The Boom is Over – Long Live the Boom!


There has been a great deal of commentary in the media about the so called end of the resources boom. Like many people living in the suburbs of Perth, you may be asking the question, “What boom?”

It is true that anyone directly associated with the mining and oil and gas industries has done very well financially and WA has the lowest unemployment level in Australia. But, somehow the riches haven’t actually flooded the suburbs of Perth as expected and this has been reflected in the rather flat real estate market over the past several years.

Small business, and especially retail has been doing it tough over the past few years in spite of the massive wealth being generated by the oil and mining industries. This has been reflected in the lack of consumer confidence in the property market where prices are still around 10% below their peak in 2007.

The good news is that buyer activity has increased markedly since Christmas to a point where there are now fewer than 11,000 properties on the market in Perth, down from around 17,000 a year ago.

Due to a slowing economy and potentially rising unemployment it seems the Reserve Bank will again reduce interest rates by the end of the year, which will make buying a home more attractive especially in the light of rising rents.

Nonetheless, the future of the Australian economy is looking less rosy than it was a year ago.

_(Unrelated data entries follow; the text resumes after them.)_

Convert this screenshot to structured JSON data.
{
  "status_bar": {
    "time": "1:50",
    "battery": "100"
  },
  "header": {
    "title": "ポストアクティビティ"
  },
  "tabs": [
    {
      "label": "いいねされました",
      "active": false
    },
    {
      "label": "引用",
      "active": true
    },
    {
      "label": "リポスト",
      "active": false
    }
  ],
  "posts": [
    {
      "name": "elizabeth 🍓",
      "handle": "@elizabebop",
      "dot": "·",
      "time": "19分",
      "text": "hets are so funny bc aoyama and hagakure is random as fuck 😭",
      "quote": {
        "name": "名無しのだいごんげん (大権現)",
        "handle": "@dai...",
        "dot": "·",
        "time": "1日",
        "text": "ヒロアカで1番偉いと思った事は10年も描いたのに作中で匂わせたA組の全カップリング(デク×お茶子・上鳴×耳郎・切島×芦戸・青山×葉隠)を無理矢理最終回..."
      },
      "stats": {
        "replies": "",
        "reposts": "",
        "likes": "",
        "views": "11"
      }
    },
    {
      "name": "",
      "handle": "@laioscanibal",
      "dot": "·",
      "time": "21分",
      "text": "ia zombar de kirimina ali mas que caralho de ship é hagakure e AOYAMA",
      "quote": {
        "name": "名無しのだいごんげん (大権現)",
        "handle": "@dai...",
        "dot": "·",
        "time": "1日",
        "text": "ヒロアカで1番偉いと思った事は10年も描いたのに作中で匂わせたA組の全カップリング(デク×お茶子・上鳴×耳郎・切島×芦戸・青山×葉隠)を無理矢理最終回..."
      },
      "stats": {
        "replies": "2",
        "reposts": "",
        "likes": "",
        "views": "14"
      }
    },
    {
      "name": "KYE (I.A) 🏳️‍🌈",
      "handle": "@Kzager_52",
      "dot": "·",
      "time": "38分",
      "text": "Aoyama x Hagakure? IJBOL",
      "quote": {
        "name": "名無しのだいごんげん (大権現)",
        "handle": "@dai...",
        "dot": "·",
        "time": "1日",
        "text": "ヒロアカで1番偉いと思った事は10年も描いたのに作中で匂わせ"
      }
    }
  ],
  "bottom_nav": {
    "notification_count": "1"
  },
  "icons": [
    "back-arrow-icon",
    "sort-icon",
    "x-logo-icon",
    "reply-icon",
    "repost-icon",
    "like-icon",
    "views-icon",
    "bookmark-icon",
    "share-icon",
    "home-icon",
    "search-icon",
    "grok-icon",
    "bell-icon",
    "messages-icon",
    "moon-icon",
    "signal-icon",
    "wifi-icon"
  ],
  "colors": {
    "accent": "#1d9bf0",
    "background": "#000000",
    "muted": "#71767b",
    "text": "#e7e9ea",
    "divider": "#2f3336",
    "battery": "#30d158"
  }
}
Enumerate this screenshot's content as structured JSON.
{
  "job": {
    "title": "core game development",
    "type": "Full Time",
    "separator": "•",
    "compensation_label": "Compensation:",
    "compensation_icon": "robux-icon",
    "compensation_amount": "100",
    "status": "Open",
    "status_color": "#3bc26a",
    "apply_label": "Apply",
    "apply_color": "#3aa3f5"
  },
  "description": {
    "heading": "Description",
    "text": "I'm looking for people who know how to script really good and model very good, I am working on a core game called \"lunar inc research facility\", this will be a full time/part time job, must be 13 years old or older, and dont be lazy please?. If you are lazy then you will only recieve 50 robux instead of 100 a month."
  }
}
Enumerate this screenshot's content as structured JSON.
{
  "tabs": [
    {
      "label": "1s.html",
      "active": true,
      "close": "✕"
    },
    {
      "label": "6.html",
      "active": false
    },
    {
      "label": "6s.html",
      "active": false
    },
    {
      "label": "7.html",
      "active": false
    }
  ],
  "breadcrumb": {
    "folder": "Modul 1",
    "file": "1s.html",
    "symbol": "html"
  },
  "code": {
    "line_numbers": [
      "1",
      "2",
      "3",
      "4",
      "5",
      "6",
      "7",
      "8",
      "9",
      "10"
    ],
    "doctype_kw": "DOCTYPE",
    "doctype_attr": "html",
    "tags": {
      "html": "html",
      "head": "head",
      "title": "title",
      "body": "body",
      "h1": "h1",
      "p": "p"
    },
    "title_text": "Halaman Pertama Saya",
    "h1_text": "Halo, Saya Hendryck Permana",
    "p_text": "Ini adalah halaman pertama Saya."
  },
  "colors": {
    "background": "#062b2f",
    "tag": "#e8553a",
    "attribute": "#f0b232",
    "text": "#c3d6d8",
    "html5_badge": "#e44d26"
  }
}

There are still plenty of resource projects in the pipeline, but as we have seen in the past couple of weeks with BHP, Woodside and now Fortescue Metals Group, things can quickly be put on hold, and people can find themselves out of a job at the stroke of a pen.

As far as the real estate cycle goes the supply demand equation (12,000 properties on the market is the long term average), is suggesting that it is as good a time as any over the past several years to be buying or selling.